2024 journal article

Capital to Coast: Primary Drivers of Distribution in the Secretive and Data-Limited Neuse River Waterdog<i> (Necturus lewisi)</i>

ICHTHYOLOGY AND HERPETOLOGY, 112(2), 196–209.

By: E. Teitsworth n, W. Humphries*, J. Archambault* & K. Pacifici n

UN Sustainable Development Goal Categories
14. Life Below Water (OpenAlex)
Source: Web Of Science
Added: October 28, 2024

The lack of demographic data for many protected species often means that threats are poorly understood during recovery planning, and this results in difficulty defining sufficient metrics for assessing progress on recovery actions. The Neuse River Waterdog (Necturus lewisi) is a federally protected aquatic salamander endemic to the Neuse and Tar-Pamlico River basins of central and eastern North Carolina. It has quietly declined during four decades of intense urbanization, but the specific drivers of decline are unclear because there are no demographic data and only limited detection/non-detection information available. Our first objective was to clarify the drivers of decline by synthesizing the current knowledge of the hypothesized threats to N. lewisi. Because preexisting demographic data are lacking, we used prior natural history research and studies of ecologically similar species to develop hypotheses for the observed declines in occurrence. Our second objective was to update the knowledge of the species' current distribution throughout its historical range and then test our hypothesized threats using new occurrence data. We conducted detection/non-detection surveys across 116 locations throughout the species' historical range in two consecutive winter seasons (2018–2019 and 2019–2020) and modeled the effects of local and landscape variables representing three broad threat categories (pollution, flow suppression, and land use/land cover) using an occupancy modeling approach.

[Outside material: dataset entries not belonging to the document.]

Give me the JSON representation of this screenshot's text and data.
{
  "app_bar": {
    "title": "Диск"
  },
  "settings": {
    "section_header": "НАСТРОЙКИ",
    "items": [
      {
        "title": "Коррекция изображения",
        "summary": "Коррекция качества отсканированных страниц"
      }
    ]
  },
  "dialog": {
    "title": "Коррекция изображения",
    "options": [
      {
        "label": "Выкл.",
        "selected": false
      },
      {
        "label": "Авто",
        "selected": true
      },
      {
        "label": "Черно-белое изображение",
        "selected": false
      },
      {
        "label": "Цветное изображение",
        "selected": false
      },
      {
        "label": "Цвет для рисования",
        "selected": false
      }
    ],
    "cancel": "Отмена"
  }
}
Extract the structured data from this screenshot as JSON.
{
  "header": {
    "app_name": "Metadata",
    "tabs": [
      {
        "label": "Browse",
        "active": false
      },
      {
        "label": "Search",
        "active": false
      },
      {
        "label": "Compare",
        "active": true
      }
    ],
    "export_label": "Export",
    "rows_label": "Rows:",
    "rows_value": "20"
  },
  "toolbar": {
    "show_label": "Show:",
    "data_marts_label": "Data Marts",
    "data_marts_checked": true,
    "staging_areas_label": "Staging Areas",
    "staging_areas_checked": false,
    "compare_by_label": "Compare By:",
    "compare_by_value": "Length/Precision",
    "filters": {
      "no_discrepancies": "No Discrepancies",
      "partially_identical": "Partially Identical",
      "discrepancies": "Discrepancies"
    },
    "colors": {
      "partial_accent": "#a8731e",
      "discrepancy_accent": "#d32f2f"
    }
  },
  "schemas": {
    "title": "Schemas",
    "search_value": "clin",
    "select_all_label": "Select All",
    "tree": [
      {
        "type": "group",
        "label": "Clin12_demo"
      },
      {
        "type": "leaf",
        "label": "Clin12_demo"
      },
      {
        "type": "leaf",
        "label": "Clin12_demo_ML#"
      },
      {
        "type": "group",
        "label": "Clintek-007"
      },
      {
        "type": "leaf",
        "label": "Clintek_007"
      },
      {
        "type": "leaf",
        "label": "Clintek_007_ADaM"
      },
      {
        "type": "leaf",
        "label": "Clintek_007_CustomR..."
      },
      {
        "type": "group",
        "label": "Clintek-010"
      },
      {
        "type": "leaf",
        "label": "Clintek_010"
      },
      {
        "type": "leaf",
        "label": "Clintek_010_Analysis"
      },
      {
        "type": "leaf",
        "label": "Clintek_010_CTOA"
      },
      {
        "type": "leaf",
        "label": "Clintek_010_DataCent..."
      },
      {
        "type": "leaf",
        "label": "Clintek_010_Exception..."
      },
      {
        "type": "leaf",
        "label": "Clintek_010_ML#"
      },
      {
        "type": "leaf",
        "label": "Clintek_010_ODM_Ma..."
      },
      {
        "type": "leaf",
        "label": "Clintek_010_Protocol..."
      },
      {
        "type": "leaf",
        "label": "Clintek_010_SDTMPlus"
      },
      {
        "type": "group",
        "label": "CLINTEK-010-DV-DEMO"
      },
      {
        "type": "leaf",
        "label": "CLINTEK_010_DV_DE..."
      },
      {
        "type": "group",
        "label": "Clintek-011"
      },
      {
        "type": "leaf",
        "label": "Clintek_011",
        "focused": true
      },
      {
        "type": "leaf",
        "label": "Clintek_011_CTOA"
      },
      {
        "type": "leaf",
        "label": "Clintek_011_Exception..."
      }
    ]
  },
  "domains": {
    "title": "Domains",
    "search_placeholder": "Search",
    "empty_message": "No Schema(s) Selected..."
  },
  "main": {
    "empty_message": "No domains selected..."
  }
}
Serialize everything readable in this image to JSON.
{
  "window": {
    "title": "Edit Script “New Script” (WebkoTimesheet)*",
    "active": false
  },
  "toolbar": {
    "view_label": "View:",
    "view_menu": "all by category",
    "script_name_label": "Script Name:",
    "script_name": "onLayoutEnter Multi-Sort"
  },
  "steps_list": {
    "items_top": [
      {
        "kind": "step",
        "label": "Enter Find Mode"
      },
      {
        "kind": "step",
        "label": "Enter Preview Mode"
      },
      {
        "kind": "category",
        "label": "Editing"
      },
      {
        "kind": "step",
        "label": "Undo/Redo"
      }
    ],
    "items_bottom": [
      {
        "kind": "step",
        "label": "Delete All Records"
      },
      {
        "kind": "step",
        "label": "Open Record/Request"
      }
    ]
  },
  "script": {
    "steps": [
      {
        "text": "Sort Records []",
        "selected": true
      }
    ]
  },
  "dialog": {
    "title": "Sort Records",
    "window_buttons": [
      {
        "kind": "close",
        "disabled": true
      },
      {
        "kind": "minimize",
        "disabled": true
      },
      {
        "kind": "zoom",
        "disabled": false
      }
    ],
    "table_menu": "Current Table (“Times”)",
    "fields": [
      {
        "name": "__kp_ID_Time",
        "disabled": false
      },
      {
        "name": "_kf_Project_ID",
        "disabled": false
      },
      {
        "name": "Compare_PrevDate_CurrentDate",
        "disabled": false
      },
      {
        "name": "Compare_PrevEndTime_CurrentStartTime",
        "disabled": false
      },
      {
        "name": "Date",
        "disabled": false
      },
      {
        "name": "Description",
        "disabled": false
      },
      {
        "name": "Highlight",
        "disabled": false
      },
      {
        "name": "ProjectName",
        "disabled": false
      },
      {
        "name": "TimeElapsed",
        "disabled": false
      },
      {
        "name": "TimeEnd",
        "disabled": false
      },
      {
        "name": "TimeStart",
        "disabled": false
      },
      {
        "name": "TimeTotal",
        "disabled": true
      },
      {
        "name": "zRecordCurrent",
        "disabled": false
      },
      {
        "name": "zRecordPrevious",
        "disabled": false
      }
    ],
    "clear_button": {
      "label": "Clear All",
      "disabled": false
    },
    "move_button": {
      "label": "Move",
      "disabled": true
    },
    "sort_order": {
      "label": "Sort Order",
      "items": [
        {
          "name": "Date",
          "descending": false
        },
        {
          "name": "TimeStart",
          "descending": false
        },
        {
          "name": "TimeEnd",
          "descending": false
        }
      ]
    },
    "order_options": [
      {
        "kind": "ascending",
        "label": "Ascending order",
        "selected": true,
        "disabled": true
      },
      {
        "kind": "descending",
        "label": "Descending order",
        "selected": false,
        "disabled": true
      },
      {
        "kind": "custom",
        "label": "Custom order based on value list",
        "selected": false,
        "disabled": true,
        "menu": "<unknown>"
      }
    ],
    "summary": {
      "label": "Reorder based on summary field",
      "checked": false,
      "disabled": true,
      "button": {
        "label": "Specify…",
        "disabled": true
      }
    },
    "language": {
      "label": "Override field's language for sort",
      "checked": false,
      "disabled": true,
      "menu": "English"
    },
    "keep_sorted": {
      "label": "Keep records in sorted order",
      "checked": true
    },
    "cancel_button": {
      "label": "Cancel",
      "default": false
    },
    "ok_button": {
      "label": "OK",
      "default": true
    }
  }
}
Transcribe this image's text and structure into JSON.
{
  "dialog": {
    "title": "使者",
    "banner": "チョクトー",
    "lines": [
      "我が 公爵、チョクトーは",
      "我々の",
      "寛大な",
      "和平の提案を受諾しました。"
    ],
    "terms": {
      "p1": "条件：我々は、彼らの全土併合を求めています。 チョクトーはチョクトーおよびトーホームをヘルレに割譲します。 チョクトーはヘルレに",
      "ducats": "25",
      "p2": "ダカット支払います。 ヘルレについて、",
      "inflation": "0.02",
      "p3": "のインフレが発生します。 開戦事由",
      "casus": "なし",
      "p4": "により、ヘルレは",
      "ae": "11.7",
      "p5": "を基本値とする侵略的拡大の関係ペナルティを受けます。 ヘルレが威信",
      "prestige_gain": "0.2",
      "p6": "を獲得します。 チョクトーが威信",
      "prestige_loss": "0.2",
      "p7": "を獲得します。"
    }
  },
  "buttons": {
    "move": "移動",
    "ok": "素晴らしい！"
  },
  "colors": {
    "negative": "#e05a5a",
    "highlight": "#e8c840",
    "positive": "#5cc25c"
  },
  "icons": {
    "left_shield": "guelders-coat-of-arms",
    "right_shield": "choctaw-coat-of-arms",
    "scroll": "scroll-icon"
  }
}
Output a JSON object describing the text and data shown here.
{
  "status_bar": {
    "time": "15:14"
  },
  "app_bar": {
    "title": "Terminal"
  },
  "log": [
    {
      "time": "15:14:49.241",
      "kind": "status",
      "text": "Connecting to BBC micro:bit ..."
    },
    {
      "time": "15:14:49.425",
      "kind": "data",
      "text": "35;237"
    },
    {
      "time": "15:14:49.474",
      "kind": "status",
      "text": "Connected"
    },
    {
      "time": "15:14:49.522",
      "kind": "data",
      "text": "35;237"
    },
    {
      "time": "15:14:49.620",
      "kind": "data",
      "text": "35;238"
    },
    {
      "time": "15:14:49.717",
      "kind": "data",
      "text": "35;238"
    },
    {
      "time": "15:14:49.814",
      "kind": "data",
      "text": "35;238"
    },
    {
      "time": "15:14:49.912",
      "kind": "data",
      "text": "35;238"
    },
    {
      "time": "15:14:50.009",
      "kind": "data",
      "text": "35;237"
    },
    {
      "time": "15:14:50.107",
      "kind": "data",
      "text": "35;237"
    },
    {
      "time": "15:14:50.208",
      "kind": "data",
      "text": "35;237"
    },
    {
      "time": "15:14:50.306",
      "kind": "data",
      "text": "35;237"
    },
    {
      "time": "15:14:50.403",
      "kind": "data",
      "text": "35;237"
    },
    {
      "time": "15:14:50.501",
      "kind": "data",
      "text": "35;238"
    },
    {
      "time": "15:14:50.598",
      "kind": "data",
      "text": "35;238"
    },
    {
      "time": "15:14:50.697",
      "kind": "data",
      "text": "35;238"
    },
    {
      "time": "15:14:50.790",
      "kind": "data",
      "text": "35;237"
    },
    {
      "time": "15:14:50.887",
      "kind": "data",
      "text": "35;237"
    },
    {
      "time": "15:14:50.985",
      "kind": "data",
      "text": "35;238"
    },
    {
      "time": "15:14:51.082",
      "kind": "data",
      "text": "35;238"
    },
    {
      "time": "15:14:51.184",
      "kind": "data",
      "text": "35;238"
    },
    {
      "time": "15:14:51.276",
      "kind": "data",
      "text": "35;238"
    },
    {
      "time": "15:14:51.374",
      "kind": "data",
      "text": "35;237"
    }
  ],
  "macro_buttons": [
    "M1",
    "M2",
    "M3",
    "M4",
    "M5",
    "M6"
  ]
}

We fit models representing all biologically relevant combinations of variables simultaneously, recognizing that threats are not independent in their effect. Dominant substrate type was the best predictor of occurrence and was negatively associated with the transition from cobble to silt (P < 0.05). Our analysis most supported the hypothesis that observed declines in the occurrence of N. lewisi are a delayed result of sedimentation-induced recruitment limitation. Uncertainty in the mechanism of decline remains because recruitment limitation could not be directly estimated with two years of occurrence data, yet this interpretation gained through an understanding of the species' underlying biology and current distribution contributes to the knowledge about present threats and will help guide and evaluate future recovery actions for this protected and narrowly endemic aquatic species.